NEW YORK -- The link between the 45 branches of First American Bank of Maryland and the notorious Bank of Credit and Commerce International is through a string of at least six intermediary holding companies with, according to federal regulators, an illegal tie up top.
Using the string metaphor, at one end is First American of Maryland, as well as other banks in New York, Tennessee, Georgia, Florida and Virginia. At the other is BCCI. In Maryland's case, the documented progression is as follows:
First American Bank of Maryland is owned by Maryland Bankshares, Inc. of Baltimore, which in turn is owned by First American Metro Corp. of McLean, Va., which is owned by First American Bankshares Inc. of Washington, which is owned by First American Corp., also of Washington, which is owned by Credit and Commerce American Investment B.V. of the Netherlands, which is owned by Credit and Commerce American Holdings N.V. of the Netherland Antilles.
Banking regulators say nothing about these interlocking companies is improper. The impropriety occurs at the next level of control, whereby BCCI is alleged to surreptitiously control Credit and Commerce American Holdings, and thus the rest of the string.
The odd relationship began in 1982, according to the Federal Reserve Board's recent action against the bank. At the time, BCCI funded the acquisition of First American by secretly pumping money through another company, Credit and Commerce American Holdings. That money effectively gave BCCI control initially of 25 percent of Credit and Commerce American Holdings, and BCCI built the stake to 60 percent.
The ownership stake between BCCI and Credit and Commerce American Holdings was never explicit.
Instead, BCCI provided what it claimed were loans to other investors, who used the money to buy shares in Credit and Commerce American Holdings N.V. These investors neither repaid the loans nor paid interest and were actually acting merely as surrogates for BCCI, the Fed said.
The reason for this complex arrangement, the Fed contends, dates back to BCCI's failed attempt in the late 1970s to acquire the predecessor company to First American, a Washington-based holding company named Financial General Bankshares Inc.

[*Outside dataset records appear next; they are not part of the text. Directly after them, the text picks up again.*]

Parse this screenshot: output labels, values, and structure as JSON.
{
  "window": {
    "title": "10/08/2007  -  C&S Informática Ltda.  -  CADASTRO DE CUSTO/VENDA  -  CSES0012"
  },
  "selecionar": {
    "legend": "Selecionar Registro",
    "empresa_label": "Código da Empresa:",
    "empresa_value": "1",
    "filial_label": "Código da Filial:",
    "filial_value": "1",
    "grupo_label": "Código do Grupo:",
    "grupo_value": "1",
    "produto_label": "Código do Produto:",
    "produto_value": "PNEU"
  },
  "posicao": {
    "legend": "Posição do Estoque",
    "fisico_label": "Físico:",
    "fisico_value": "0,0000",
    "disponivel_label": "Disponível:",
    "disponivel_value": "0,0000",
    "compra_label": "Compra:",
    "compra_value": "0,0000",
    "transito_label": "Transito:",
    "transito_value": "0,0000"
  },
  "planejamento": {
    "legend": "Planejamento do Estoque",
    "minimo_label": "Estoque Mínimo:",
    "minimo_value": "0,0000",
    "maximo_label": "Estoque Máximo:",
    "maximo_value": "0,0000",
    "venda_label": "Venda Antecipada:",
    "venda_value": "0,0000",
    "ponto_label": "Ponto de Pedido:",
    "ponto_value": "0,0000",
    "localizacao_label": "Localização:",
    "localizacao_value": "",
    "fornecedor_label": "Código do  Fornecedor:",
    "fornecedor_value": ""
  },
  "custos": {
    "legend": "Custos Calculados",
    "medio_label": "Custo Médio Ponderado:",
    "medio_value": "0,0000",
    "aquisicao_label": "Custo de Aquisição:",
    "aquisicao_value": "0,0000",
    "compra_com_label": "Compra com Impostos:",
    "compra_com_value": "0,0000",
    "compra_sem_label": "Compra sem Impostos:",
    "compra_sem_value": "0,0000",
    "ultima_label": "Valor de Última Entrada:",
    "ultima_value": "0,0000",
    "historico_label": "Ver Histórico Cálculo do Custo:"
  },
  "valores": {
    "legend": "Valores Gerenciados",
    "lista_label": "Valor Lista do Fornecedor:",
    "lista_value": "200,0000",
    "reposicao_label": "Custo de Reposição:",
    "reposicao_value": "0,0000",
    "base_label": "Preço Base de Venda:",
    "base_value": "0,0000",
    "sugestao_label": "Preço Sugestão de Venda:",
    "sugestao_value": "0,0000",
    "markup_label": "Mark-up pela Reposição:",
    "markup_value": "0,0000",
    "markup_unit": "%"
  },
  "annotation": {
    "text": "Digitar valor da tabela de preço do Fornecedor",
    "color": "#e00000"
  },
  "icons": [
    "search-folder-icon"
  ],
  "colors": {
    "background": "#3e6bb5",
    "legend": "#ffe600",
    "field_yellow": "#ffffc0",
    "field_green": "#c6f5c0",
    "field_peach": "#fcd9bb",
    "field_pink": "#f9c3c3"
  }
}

The Fed contends BCCI was told that because of its bad reputation, regulatory approval for a U.S. bank acquisition was impossible. And regulators weren't the only ones registering concern. A board member of Financial General said that BCCI's initial overtures were badly received, with considerable attention focused on its notoriety. Managers of both Financial General and American Bank of Maryland (which at the time did not have complete overlap in ownership) told state regulators they objected to the acquisition.
BCCI's response, according to the recent Fed action, was to create another company, Credit and Commerce American Holdings. In January 1979, the Maryland component of the acquisition was still denied by the state attorney general, despite arguments by, among others, former U.S. Defense Secretary Clark Clif
ford, who currently heads First American Bankshares.
But in 1980, a new petition for acquisition was made, and a deal was struck.
In June 1981, approval was granted for the purchases of Financial General and a large chunk of First American Bank of Maryland.
A remaining 27 percent stake still in the hands of local investors was purchased in 1988 in a forced buyout.
Despite the furor surrounding BCCI, state regulators say they are comfortable with the current structure.
Because BCCI has no explicit stake in either the bank or the related holding company, it does not have authority to withdraw money from the bank or undermine First American's solvency, said Anthony Zelaznicki, administrator for the Office of the State Bank Commissioner.
Indeed the opposite has occurred.When operating losses last year depleted reserves in the Maryland bank, funds were provided.
"As long as investors keep putting in money when we say they need capital, we are not concerned, and we aren't concerned because they always put it in," Mr. Zelaznicki said.